Introduction

What is The New Yorker? I know it’s a great magazine and that it’s a tremendous source of pleasure in my life. But what exactly is it? This blog’s premise is that The New Yorker is a work of art, as worthy of comment and analysis as, say, Keats’s “Ode on a Grecian Urn.” Each week I review one or more aspects of the magazine’s latest issue. I suppose it’s possible to describe and analyze an entire issue, but I prefer to keep my reviews brief, and so I usually focus on just one or two pieces, to explore in each the signature style of its author. A piece by Nick Paumgarten is not like a piece by Jill Lepore, and neither is like a piece by Ian Frazier. One could not mistake Collins for Seabrook, or Bilger for Goldfield, or Mogelson for Kolbert. Each has found a style, and it is that style that I respond to as I read, and want to understand and describe.
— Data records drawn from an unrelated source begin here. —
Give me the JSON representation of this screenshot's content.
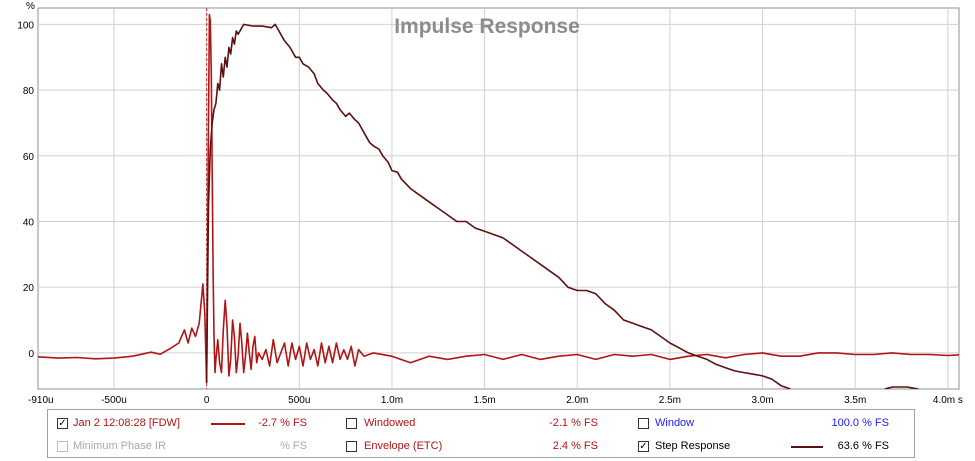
{
  "chart_data": {
    "type": "line",
    "title": "Impulse Response",
    "ylabel": "%",
    "xunit": "s",
    "xlim": [
      -0.00091,
      0.00406
    ],
    "ylim": [
      -11,
      105
    ],
    "grid": true,
    "y_ticks": [
      0,
      20,
      40,
      60,
      80,
      100
    ],
    "x_ticks": [
      {
        "value": -0.00091,
        "label": "-910u"
      },
      {
        "value": -0.0005,
        "label": "-500u"
      },
      {
        "value": 0,
        "label": "0"
      },
      {
        "value": 0.0005,
        "label": "500u"
      },
      {
        "value": 0.001,
        "label": "1.0m"
      },
      {
        "value": 0.0015,
        "label": "1.5m"
      },
      {
        "value": 0.002,
        "label": "2.0m"
      },
      {
        "value": 0.0025,
        "label": "2.5m"
      },
      {
        "value": 0.003,
        "label": "3.0m"
      },
      {
        "value": 0.0035,
        "label": "3.5m"
      },
      {
        "value": 0.004,
        "label": "4.0m s"
      }
    ],
    "series": [
      {
        "name": "Jan 2 12:08:28 [FDW]",
        "color": "#b01515",
        "points": [
          [
            -0.00091,
            -1.2
          ],
          [
            -0.0008,
            -1.6
          ],
          [
            -0.0007,
            -1.4
          ],
          [
            -0.0006,
            -1.8
          ],
          [
            -0.0005,
            -1.6
          ],
          [
            -0.0004,
            -1.0
          ],
          [
            -0.0003,
            0.2
          ],
          [
            -0.00025,
            -0.4
          ],
          [
            -0.0002,
            1.2
          ],
          [
            -0.00015,
            3.0
          ],
          [
            -0.00012,
            7.0
          ],
          [
            -0.0001,
            3.0
          ],
          [
            -8e-05,
            7.5
          ],
          [
            -6e-05,
            5.0
          ],
          [
            -4e-05,
            9.0
          ],
          [
            -2e-05,
            21.0
          ],
          [
            -1e-05,
            12.0
          ],
          [
            0.0,
            -9.0
          ],
          [
            5e-06,
            30
          ],
          [
            1e-05,
            70
          ],
          [
            1.5e-05,
            103
          ],
          [
            2e-05,
            101
          ],
          [
            2.5e-05,
            85
          ],
          [
            3e-05,
            55
          ],
          [
            3.5e-05,
            25
          ],
          [
            4e-05,
            5
          ],
          [
            4.5e-05,
            -6
          ],
          [
            5e-05,
            -2
          ],
          [
            6e-05,
            4
          ],
          [
            7e-05,
            -3
          ],
          [
            8e-05,
            -6
          ],
          [
            9e-05,
            7
          ],
          [
            0.0001,
            16
          ],
          [
            0.00011,
            8
          ],
          [
            0.00012,
            -7
          ],
          [
            0.00013,
            -2
          ],
          [
            0.00014,
            10
          ],
          [
            0.00015,
            5
          ],
          [
            0.00016,
            -6
          ],
          [
            0.00017,
            -1
          ],
          [
            0.00018,
            9
          ],
          [
            0.00019,
            3
          ],
          [
            0.0002,
            -6
          ],
          [
            0.00021,
            -1
          ],
          [
            0.00022,
            6
          ],
          [
            0.00023,
            0
          ],
          [
            0.00024,
            -5
          ],
          [
            0.00025,
            2
          ],
          [
            0.00026,
            5
          ],
          [
            0.00027,
            -3
          ],
          [
            0.00028,
            0
          ],
          [
            0.0003,
            -2
          ],
          [
            0.00032,
            1
          ],
          [
            0.00034,
            -4
          ],
          [
            0.00036,
            4
          ],
          [
            0.00038,
            -3
          ],
          [
            0.0004,
            0
          ],
          [
            0.00042,
            3
          ],
          [
            0.00044,
            -4
          ],
          [
            0.00046,
            3
          ],
          [
            0.00048,
            -2
          ],
          [
            0.0005,
            2
          ],
          [
            0.00052,
            -4
          ],
          [
            0.00054,
            3
          ],
          [
            0.00056,
            -2
          ],
          [
            0.00058,
            1
          ],
          [
            0.0006,
            -4
          ],
          [
            0.00062,
            3
          ],
          [
            0.00064,
            -3
          ],
          [
            0.00066,
            2
          ],
          [
            0.00068,
            -3
          ],
          [
            0.0007,
            3
          ],
          [
            0.00072,
            -2
          ],
          [
            0.00074,
            1
          ],
          [
            0.00076,
            -2
          ],
          [
            0.00078,
            2
          ],
          [
            0.0008,
            -4
          ],
          [
            0.00082,
            1
          ],
          [
            0.00085,
            -1
          ],
          [
            0.0009,
            0
          ],
          [
            0.001,
            -1
          ],
          [
            0.0011,
            -3
          ],
          [
            0.0012,
            -1
          ],
          [
            0.0013,
            -2
          ],
          [
            0.0014,
            -1
          ],
          [
            0.0015,
            -0.5
          ],
          [
            0.0016,
            -2
          ],
          [
            0.0017,
            -0.5
          ],
          [
            0.0018,
            -2
          ],
          [
            0.0019,
            -1
          ],
          [
            0.002,
            -0.5
          ],
          [
            0.0021,
            -2
          ],
          [
            0.0022,
            -0.5
          ],
          [
            0.0023,
            -1
          ],
          [
            0.0024,
            -0.5
          ],
          [
            0.0025,
            -2
          ],
          [
            0.0026,
            -1
          ],
          [
            0.0027,
            -0.5
          ],
          [
            0.0028,
            -1.5
          ],
          [
            0.0029,
            -0.5
          ],
          [
            0.003,
            0
          ],
          [
            0.0031,
            -1
          ],
          [
            0.0032,
            -1
          ],
          [
            0.0033,
            0
          ],
          [
            0.0034,
            0
          ],
          [
            0.0035,
            -0.5
          ],
          [
            0.0036,
            -0.5
          ],
          [
            0.0037,
            0
          ],
          [
            0.0038,
            -0.5
          ],
          [
            0.0039,
            -0.5
          ],
          [
            0.004,
            -0.8
          ],
          [
            0.00406,
            -0.6
          ]
        ]
      },
      {
        "name": "Step Response",
        "color": "#5c1010",
        "points": [
          [
            0.0,
            -9
          ],
          [
            5e-06,
            20
          ],
          [
            1e-05,
            45
          ],
          [
            2e-05,
            62
          ],
          [
            3e-05,
            70
          ],
          [
            4e-05,
            74
          ],
          [
            5e-05,
            76
          ],
          [
            6e-05,
            82
          ],
          [
            7e-05,
            80
          ],
          [
            8e-05,
            88
          ],
          [
            9e-05,
            84
          ],
          [
            0.0001,
            90
          ],
          [
            0.00011,
            87
          ],
          [
            0.00012,
            93
          ],
          [
            0.00013,
            91
          ],
          [
            0.00014,
            96
          ],
          [
            0.00015,
            94
          ],
          [
            0.00016,
            98
          ],
          [
            0.00017,
            97
          ],
          [
            0.0002,
            100
          ],
          [
            0.00025,
            99.5
          ],
          [
            0.0003,
            99.5
          ],
          [
            0.00035,
            99
          ],
          [
            0.00037,
            100
          ],
          [
            0.0004,
            97
          ],
          [
            0.00042,
            95
          ],
          [
            0.00045,
            93
          ],
          [
            0.00048,
            90
          ],
          [
            0.0005,
            90
          ],
          [
            0.00052,
            88
          ],
          [
            0.00055,
            87
          ],
          [
            0.00058,
            85
          ],
          [
            0.0006,
            82
          ],
          [
            0.00063,
            80
          ],
          [
            0.00065,
            79
          ],
          [
            0.00068,
            77
          ],
          [
            0.0007,
            76
          ],
          [
            0.00072,
            74
          ],
          [
            0.00075,
            72
          ],
          [
            0.00077,
            73
          ],
          [
            0.0008,
            71
          ],
          [
            0.00082,
            70
          ],
          [
            0.00085,
            67
          ],
          [
            0.00088,
            64
          ],
          [
            0.0009,
            63
          ],
          [
            0.00093,
            62
          ],
          [
            0.00095,
            60
          ],
          [
            0.00098,
            58
          ],
          [
            0.001,
            55.5
          ],
          [
            0.00103,
            55
          ],
          [
            0.00105,
            53
          ],
          [
            0.0011,
            50
          ],
          [
            0.00115,
            48
          ],
          [
            0.0012,
            46
          ],
          [
            0.00125,
            44
          ],
          [
            0.0013,
            42
          ],
          [
            0.00135,
            40
          ],
          [
            0.0014,
            40
          ],
          [
            0.00145,
            38
          ],
          [
            0.0015,
            37
          ],
          [
            0.00155,
            36
          ],
          [
            0.0016,
            35
          ],
          [
            0.00165,
            33
          ],
          [
            0.0017,
            31
          ],
          [
            0.00175,
            29
          ],
          [
            0.0018,
            27
          ],
          [
            0.00185,
            25
          ],
          [
            0.0019,
            23
          ],
          [
            0.00195,
            20
          ],
          [
            0.002,
            19
          ],
          [
            0.00205,
            19
          ],
          [
            0.0021,
            18
          ],
          [
            0.00215,
            15
          ],
          [
            0.0022,
            13
          ],
          [
            0.00225,
            10
          ],
          [
            0.0023,
            9
          ],
          [
            0.00235,
            8
          ],
          [
            0.0024,
            7
          ],
          [
            0.00245,
            5
          ],
          [
            0.0025,
            3
          ],
          [
            0.00255,
            1.5
          ],
          [
            0.0026,
            0
          ],
          [
            0.00265,
            -1
          ],
          [
            0.0027,
            -2
          ],
          [
            0.00275,
            -3.5
          ],
          [
            0.0028,
            -4.5
          ],
          [
            0.00285,
            -5.5
          ],
          [
            0.0029,
            -6
          ],
          [
            0.00295,
            -6.5
          ],
          [
            0.003,
            -7
          ],
          [
            0.00305,
            -8
          ],
          [
            0.0031,
            -10
          ],
          [
            0.00315,
            -11
          ]
        ]
      },
      {
        "name": "Step Response (tail)",
        "color": "#5c1010",
        "points": [
          [
            0.00366,
            -11
          ],
          [
            0.0037,
            -10.4
          ],
          [
            0.00378,
            -10.4
          ],
          [
            0.00384,
            -11
          ]
        ]
      }
    ],
    "marker": {
      "x": 0,
      "color": "#d83030",
      "style": "dashed"
    }
  },
  "legend": {
    "row1": {
      "col1": {
        "checked": true,
        "label": "Jan 2 12:08:28 [FDW]",
        "value": "-2.7 % FS",
        "color": "#b01515",
        "text_color": "#b01515"
      },
      "col2": {
        "checked": false,
        "label": "Windowed",
        "value": "-2.1 % FS",
        "text_color": "#b01515"
      },
      "col3": {
        "checked": false,
        "label": "Window",
        "value": "100.0 % FS",
        "text_color": "#1a1aff"
      }
    },
    "row2": {
      "col1": {
        "checked": false,
        "disabled": true,
        "label": "Minimum Phase IR",
        "value": "% FS",
        "text_color": "#a8a8a8"
      },
      "col2": {
        "checked": false,
        "label": "Envelope (ETC)",
        "value": "2.4 % FS",
        "text_color": "#b01515"
      },
      "col3": {
        "checked": true,
        "label": "Step Response",
        "value": "63.6 % FS",
        "color": "#5c1010",
        "text_color": "#000000"
      }
    }
  }
}
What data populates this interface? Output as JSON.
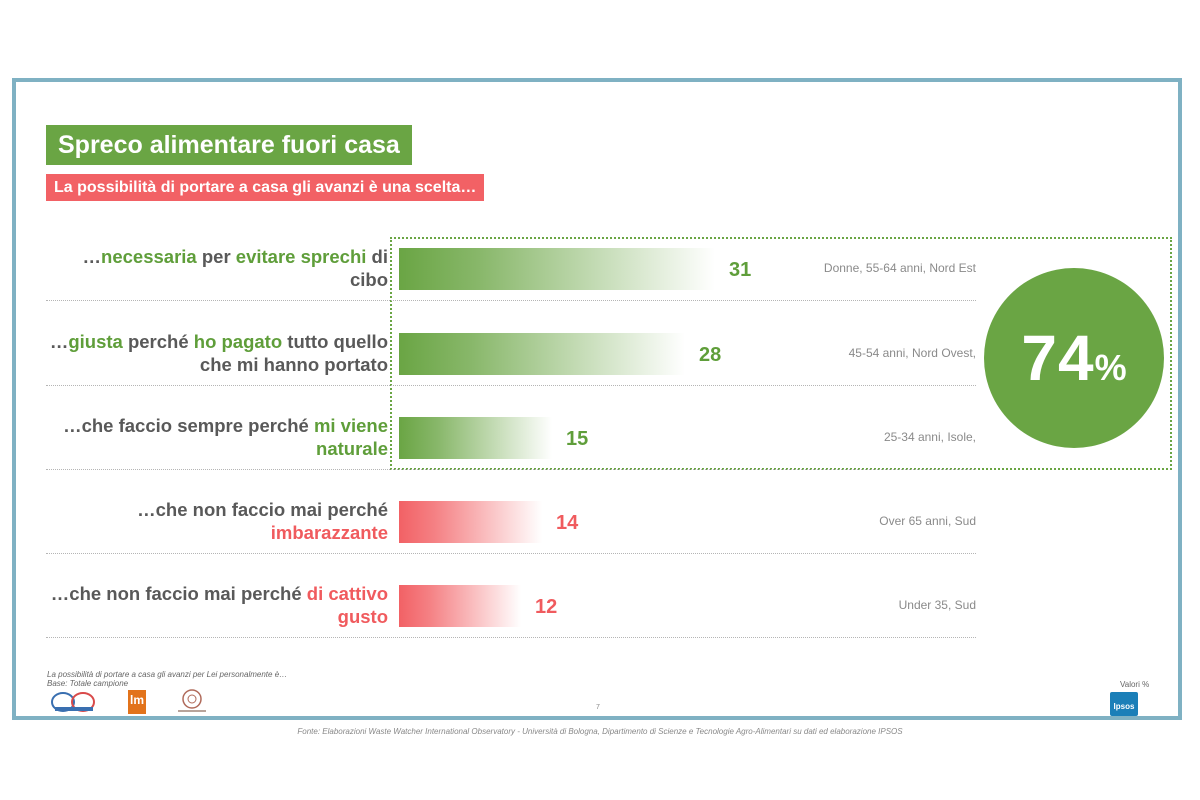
{
  "title": "Spreco alimentare fuori casa",
  "subtitle": "La possibilità di portare a casa gli avanzi è una scelta…",
  "colors": {
    "green": "#6aa544",
    "red": "#f26165",
    "frame": "#7fb1c3"
  },
  "chart_data": {
    "type": "bar",
    "orientation": "horizontal",
    "unit": "Valori %",
    "categories": [
      "…necessaria per evitare sprechi di cibo",
      "…giusta perché ho pagato tutto quello che mi hanno portato",
      "…che faccio sempre perché mi viene naturale",
      "…che non faccio mai perché imbarazzante",
      "…che non faccio mai perché di cattivo gusto"
    ],
    "values": [
      31,
      28,
      15,
      14,
      12
    ],
    "groups": [
      "positive",
      "positive",
      "positive",
      "negative",
      "negative"
    ],
    "xlim": [
      0,
      100
    ],
    "rows": [
      {
        "label_parts": [
          {
            "t": "…",
            "c": "plain"
          },
          {
            "t": "necessaria",
            "c": "green"
          },
          {
            "t": " per ",
            "c": "plain"
          },
          {
            "t": "evitare sprechi",
            "c": "green"
          },
          {
            "t": " di cibo",
            "c": "plain"
          }
        ],
        "value": 31,
        "value_label": "31",
        "color": "green",
        "demographic": "Donne, 55-64 anni, Nord Est"
      },
      {
        "label_parts": [
          {
            "t": "…",
            "c": "plain"
          },
          {
            "t": "giusta",
            "c": "green"
          },
          {
            "t": " perché ",
            "c": "plain"
          },
          {
            "t": "ho pagato",
            "c": "green"
          },
          {
            "t": " tutto quello che mi hanno portato",
            "c": "plain"
          }
        ],
        "value": 28,
        "value_label": "28",
        "color": "green",
        "demographic": "45-54 anni, Nord Ovest,"
      },
      {
        "label_parts": [
          {
            "t": "…che faccio sempre perché ",
            "c": "plain"
          },
          {
            "t": "mi viene naturale",
            "c": "green"
          }
        ],
        "value": 15,
        "value_label": "15",
        "color": "green",
        "demographic": "25-34 anni, Isole,"
      },
      {
        "label_parts": [
          {
            "t": "…che non faccio mai perché ",
            "c": "plain"
          },
          {
            "t": "imbarazzante",
            "c": "red"
          }
        ],
        "value": 14,
        "value_label": "14",
        "color": "red",
        "demographic": "Over 65 anni, Sud"
      },
      {
        "label_parts": [
          {
            "t": "…che non faccio mai perché ",
            "c": "plain"
          },
          {
            "t": "di cattivo gusto",
            "c": "red"
          }
        ],
        "value": 12,
        "value_label": "12",
        "color": "red",
        "demographic": "Under 35, Sud"
      }
    ],
    "summary": {
      "value": 74,
      "number": "74",
      "suffix": "%"
    }
  },
  "footnote": {
    "question": "La possibilità di portare a casa gli avanzi per Lei personalmente è…",
    "base": "Base: Totale campione"
  },
  "units_label": "Valori %",
  "page_number": "7",
  "source": "Fonte: Elaborazioni Waste Watcher International Observatory - Università di Bologna, Dipartimento di Scienze e Tecnologie Agro-Alimentari su dati ed elaborazione IPSOS",
  "logos": {
    "ipsos": "Ipsos",
    "lm": "lm"
  }
}
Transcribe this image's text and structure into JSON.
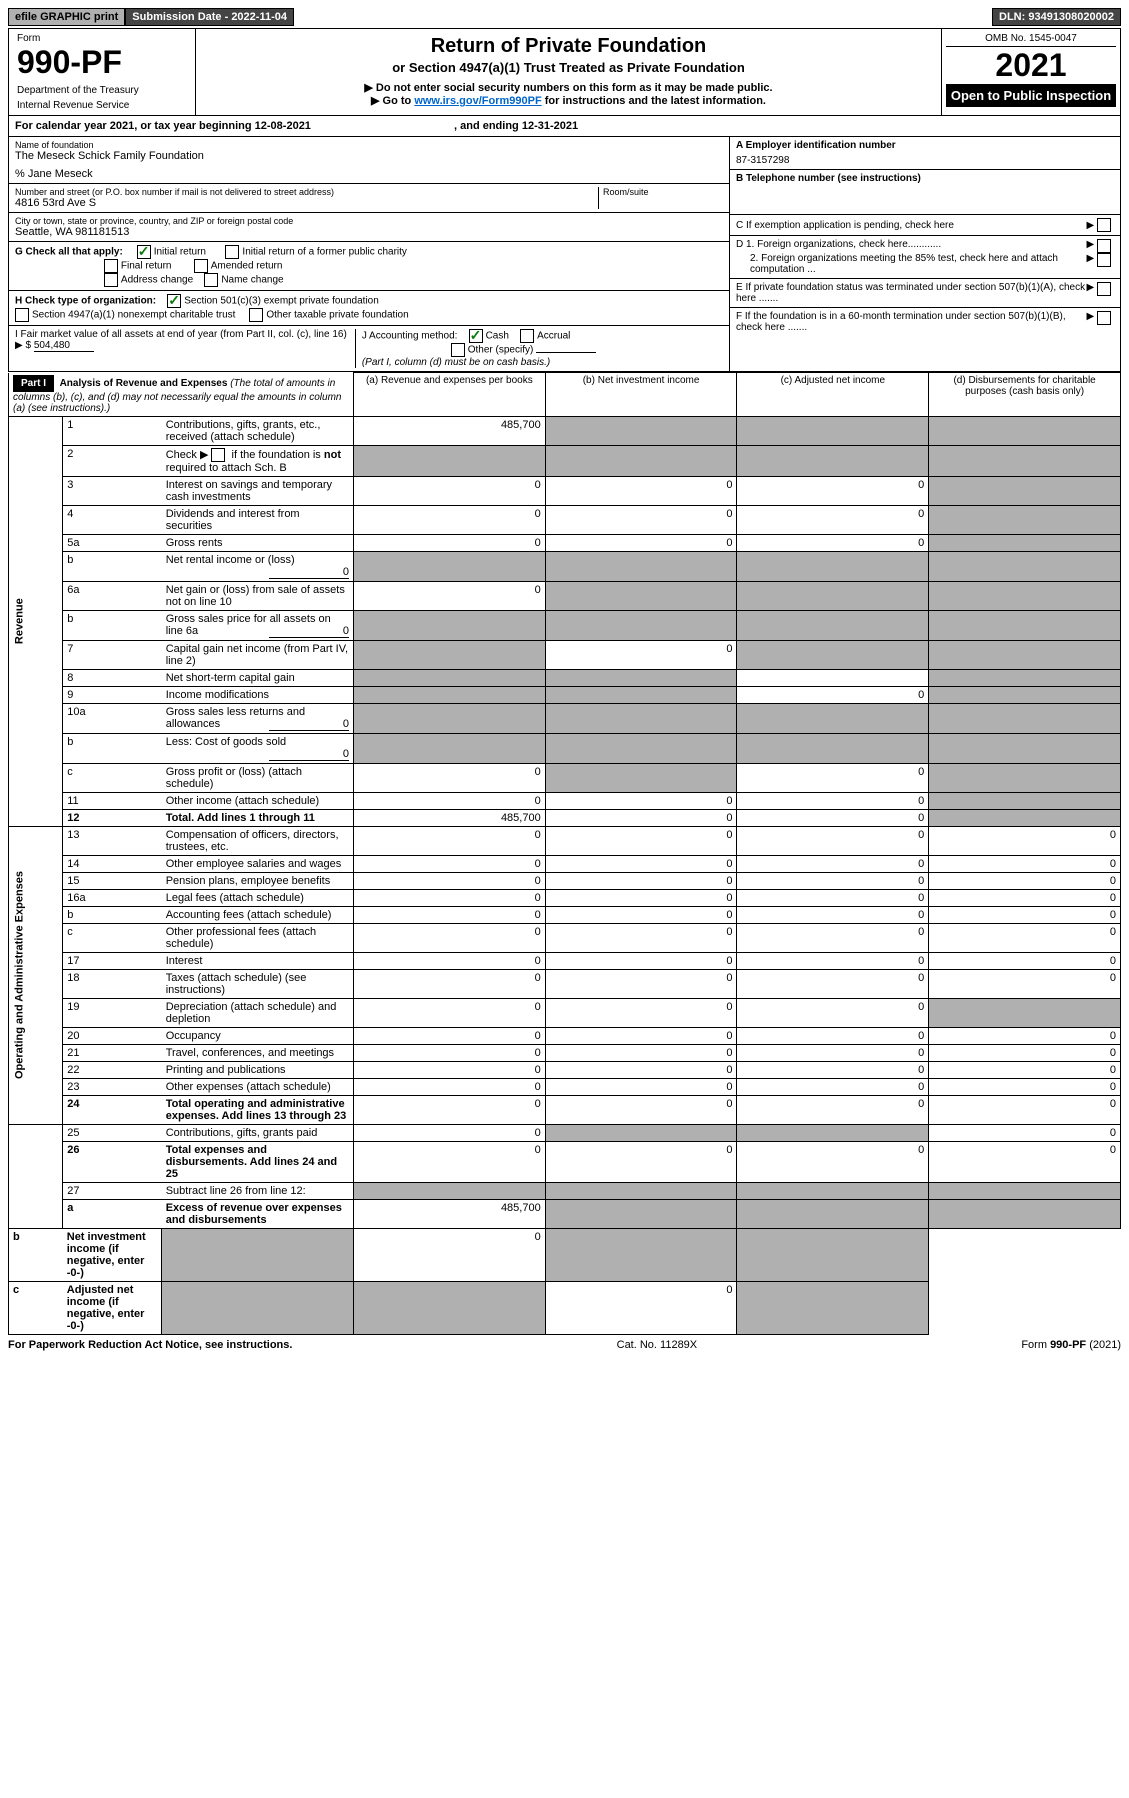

Wednesday, February 2, 2011

January 31, 2011 Issue


It’s been three days since I first read Alice Munro’s short story “Axis” in this week’s issue of the magazine, and I find myself still pondering its meaning. The story is not straightforward. There are shifting time-frames and points-of-view. I think I understand everything up to the second last section, which is about the Frontenac Axis. Munro writes:

When the train starts up again, he explains that all around them are great slabs of limestone packed in order, one on top of the other, like a grand construction. But in one spot this gives way, he says, and you can see something else. It’s what is known as the Frontenac Axis. It is nothing less than an eruption of the vast and crazy old Canadian Shield, all the ancient combustion cutting through the limestone, pouring over, messing up those giant steps.

The story takes its name from this geological formation. I assume, therefore, that Munro intends the Frontenac Axis to symbolize something. That “something” is, I think, the unconscious. The “great slabs of limestone packed in order” are the repressive, rigid layers of the conscious mind. The “eruption of the vast and crazy old Canadian Shield” is the welling up of wild, messy, not-to-be denied passion from the unconscious. Munro has expressed this geological concept of the unconscious before. For example, in her story "Fits" (included in her 1986 collection The Progress of Love), a character says, "People can take a fit like the earth takes a fit." Normally, I resist reading stories as allegories. I prefer to analyze the form and leave the “meaning” alone. But in the case of “Axis,” I don’t think we are reading too much between the lines if we interpret the Frontenac Axis symbolically. In fact, I think the meaning of “Axis” depends on it.